International Association of Business Communicators NYC
I was at their meeting last night in a Central Park restaurant. They work for big corporations, usually as employees but often freelancers. They write marketing material, employee communications on health and retirement benefits, etc. A freelancer once told me, "I owe my career to the IABC." Her career was corporate speechwriting. She worked 4 hours in the morning, at $100 an hour, and spent the rest of the day writing her novel.

New York New Media Association
This is not a writer's organization, but they cover the Internet very well, and include writers. Their web site has jobs for writers.

Computer Press Association
I don't have the web site handy, but the is good for journalists who write about computers.
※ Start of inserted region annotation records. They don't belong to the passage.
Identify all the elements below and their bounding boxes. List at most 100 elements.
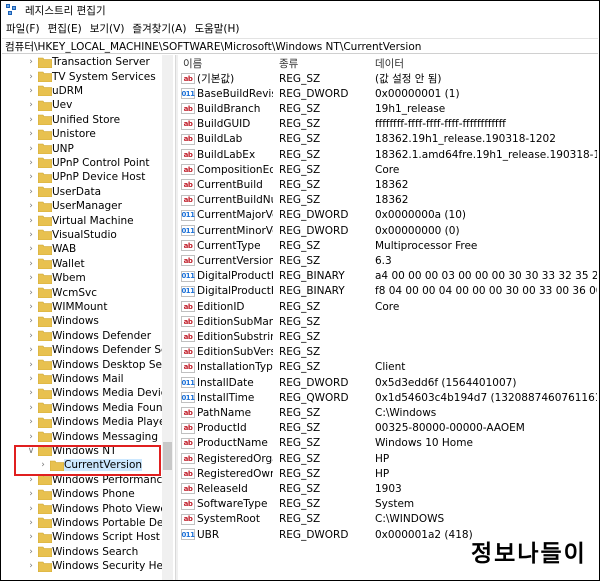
tree-item-wbem[interactable]: › Wbem [2,271,173,285]
tree-item-windows-search[interactable]: › Windows Search [2,545,173,559]
menu-file[interactable]: 파일(F) [2,21,44,36]
value-row[interactable]: abRegisteredOrga... REG_SZ HP [179,451,598,466]
value-row[interactable]: ab ProductId REG_SZ 00325-80000-00000-AAOEM [179,421,598,436]
chevron-right-icon[interactable]: › [26,316,36,326]
tree-item-windows-script-host[interactable]: › Windows Script Host [2,530,173,544]
tree-item-windows-media-foundat[interactable]: › Windows Media Foundat [2,401,173,415]
chevron-right-icon[interactable]: › [26,331,36,341]
column-header-name[interactable]: 이름 [183,56,202,71]
chevron-right-icon[interactable]: › [26,489,36,499]
value-row[interactable]: ab CurrentBuild REG_SZ 18362 [179,177,598,192]
menu-view[interactable]: 보기(V) [86,21,129,36]
value-row[interactable]: ab (기본값) REG_SZ (값 설정 안 됨) [179,71,598,86]
tree-item-transaction-server[interactable]: › Transaction Server [2,55,173,69]
value-row[interactable]: abCurrentBuildNu... REG_SZ 18362 [179,193,598,208]
chevron-right-icon[interactable]: › [26,518,36,528]
chevron-right-icon[interactable]: › [26,244,36,254]
chevron-right-icon[interactable]: › [26,403,36,413]
value-row[interactable]: 011 InstallTime REG_QWORD 0x1d54603c4b194d7… [179,390,598,405]
tree-item-windows-media-device-m[interactable]: › Windows Media Device M [2,386,173,400]
chevron-right-icon[interactable]: › [26,158,36,168]
chevron-right-icon[interactable]: › [26,360,36,370]
chevron-right-icon[interactable]: › [26,532,36,542]
tree-item-windows-defender[interactable]: › Windows Defender [2,329,173,343]
tree-item-windows-security-health[interactable]: › Windows Security Health [2,559,173,573]
tree-item-usermanager[interactable]: › UserManager [2,199,173,213]
chevron-right-icon[interactable]: › [26,187,36,197]
chevron-right-icon[interactable]: › [26,259,36,269]
tree-item-virtual-machine[interactable]: › Virtual Machine [2,213,173,227]
column-header-type[interactable]: 종류 [279,56,298,71]
tree-item-tv-system-services[interactable]: › TV System Services [2,69,173,83]
column-header-data[interactable]: 데이터 [375,56,404,71]
tree-item-windows-defender-secur[interactable]: › Windows Defender Secur [2,343,173,357]
chevron-right-icon[interactable]: › [26,417,36,427]
tree-item-windows[interactable]: › Windows [2,314,173,328]
value-row[interactable]: ab CurrentVersion REG_SZ 6.3 [179,253,598,268]
chevron-right-icon[interactable]: › [26,100,36,110]
menu-help[interactable]: 도움말(H) [190,21,243,36]
chevron-right-icon[interactable]: › [26,374,36,384]
tree-item-upnp-control-point[interactable]: › UPnP Control Point [2,156,173,170]
chevron-right-icon[interactable]: › [26,432,36,442]
tree-item-windows-portable-device[interactable]: › Windows Portable Device [2,516,173,530]
address-bar[interactable]: 컴퓨터\HKEY_LOCAL_MACHINE\SOFTWARE\Microsof… [2,38,598,54]
value-row[interactable]: ab PathName REG_SZ C:\Windows [179,405,598,420]
chevron-right-icon[interactable]: › [26,172,36,182]
tree-item-unistore[interactable]: › Unistore [2,127,173,141]
value-row[interactable]: ab BuildLabEx REG_SZ 18362.1.amd64fre.19h1_… [179,147,598,162]
tree-item-unp[interactable]: › UNP [2,141,173,155]
value-row[interactable]: 011 DigitalProductId REG_BINARY a4 00 00 00… [179,269,598,284]
chevron-right-icon[interactable]: › [26,230,36,240]
chevron-right-icon[interactable]: › [26,388,36,398]
chevron-right-icon[interactable]: › [26,475,36,485]
tree-item-wimmount[interactable]: › WIMMount [2,300,173,314]
chevron-right-icon[interactable]: › [26,504,36,514]
tree-item-windows-phone[interactable]: › Windows Phone [2,487,173,501]
tree-item-windows-photo-viewer[interactable]: › Windows Photo Viewer [2,501,173,515]
tree-item-visualstudio[interactable]: › VisualStudio [2,228,173,242]
chevron-right-icon[interactable]: › [26,273,36,283]
value-row[interactable]: ab BuildLab REG_SZ 18362.19h1_release.19031… [179,132,598,147]
chevron-right-icon[interactable]: › [26,345,36,355]
value-row[interactable]: abEditionSubVersi... REG_SZ [179,345,598,360]
value-row[interactable]: 011CurrentMinorVe... REG_DWORD 0x00000000 … [179,223,598,238]
chevron-right-icon[interactable]: › [26,302,36,312]
value-row[interactable]: ab SystemRoot REG_SZ C:\WINDOWS [179,512,598,527]
chevron-right-icon[interactable]: › [26,561,36,571]
chevron-right-icon[interactable]: › [26,115,36,125]
tree-item-unified-store[interactable]: › Unified Store [2,113,173,127]
value-row[interactable]: ab BuildBranch REG_SZ 19h1_release [179,101,598,116]
chevron-right-icon[interactable]: › [26,57,36,67]
value-row[interactable]: ab CurrentType REG_SZ Multiprocessor Free [179,238,598,253]
menu-favorites[interactable]: 즐겨찾기(A) [128,21,190,36]
value-row[interactable]: abCompositionEdi... REG_SZ Core [179,162,598,177]
value-row[interactable]: abEditionSubstring REG_SZ [179,329,598,344]
value-row[interactable]: ab ReleaseId REG_SZ 1903 [179,481,598,496]
chevron-right-icon[interactable]: › [26,201,36,211]
value-row[interactable]: ab BuildGUID REG_SZ ffffffff-ffff-ffff-ffff… [179,117,598,132]
tree-item-windows-mail[interactable]: › Windows Mail [2,372,173,386]
tree-item-windows-desktop-search[interactable]: › Windows Desktop Search [2,357,173,371]
tree-scrollbar-thumb[interactable] [163,442,172,470]
tree-item-udrm[interactable]: › uDRM [2,84,173,98]
tree-item-userdata[interactable]: › UserData [2,185,173,199]
value-row[interactable]: abEditionSubMan... REG_SZ [179,314,598,329]
menu-edit[interactable]: 편집(E) [44,21,86,36]
tree-item-wcmsvc[interactable]: › WcmSvc [2,285,173,299]
tree-scrollbar[interactable] [162,55,173,580]
value-row[interactable]: ab EditionID REG_SZ Core [179,299,598,314]
tree-item-upnp-device-host[interactable]: › UPnP Device Host [2,170,173,184]
chevron-right-icon[interactable]: › [26,144,36,154]
chevron-right-icon[interactable]: › [26,547,36,557]
value-row[interactable]: ab ProductName REG_SZ Windows 10 Home [179,436,598,451]
value-row[interactable]: ab InstallationType REG_SZ Client [179,360,598,375]
tree-item-wallet[interactable]: › Wallet [2,257,173,271]
value-row[interactable]: 011 InstallDate REG_DWORD 0x5d3edd6f (15644… [179,375,598,390]
value-row[interactable]: ab SoftwareType REG_SZ System [179,497,598,512]
tree-item-wab[interactable]: › WAB [2,242,173,256]
tree-item-uev[interactable]: › Uev [2,98,173,112]
chevron-right-icon[interactable]: › [26,72,36,82]
value-row[interactable]: 011DigitalProductId4 REG_BINARY f8 04 00 0… [179,284,598,299]
chevron-right-icon[interactable]: › [26,288,36,298]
National Association of Science Writers
I belong to NASW. They have a good email list, with much less traffic than MagWrite, which is a great place to ask questions on science-writing-related issues, like contract provisions and rates. They also have a great email jobs list, particularly for university PR. They have a good newsletter and web site. I've also gotten jobs through their membership directory. Dues are only about $70.

Science Writers in New York (SWINY)
This is the New York affiliate of NASW. We have had several good meetings with editors of science magazines.

American Medical Writers Association
I also belong to AMWA. A month or so ago, I got a call from a woman at a PR agency who calls me whenever she gets too busy to do the work herself. She had an 18,000-word transcript of a panel of doctors, who were discussing her client's new drug. She wanted me to boil it down to a 5,000-word summary to hand out to the pharmaceutical company salesmen. I took 2 days and it paid $2,500. She originally got my name through the AMWA frelance directory. But most AMWA members do work for pharmaceutical companies, something like the IABC. About $100/year, although listings in the (very useful) freelance directory costs more.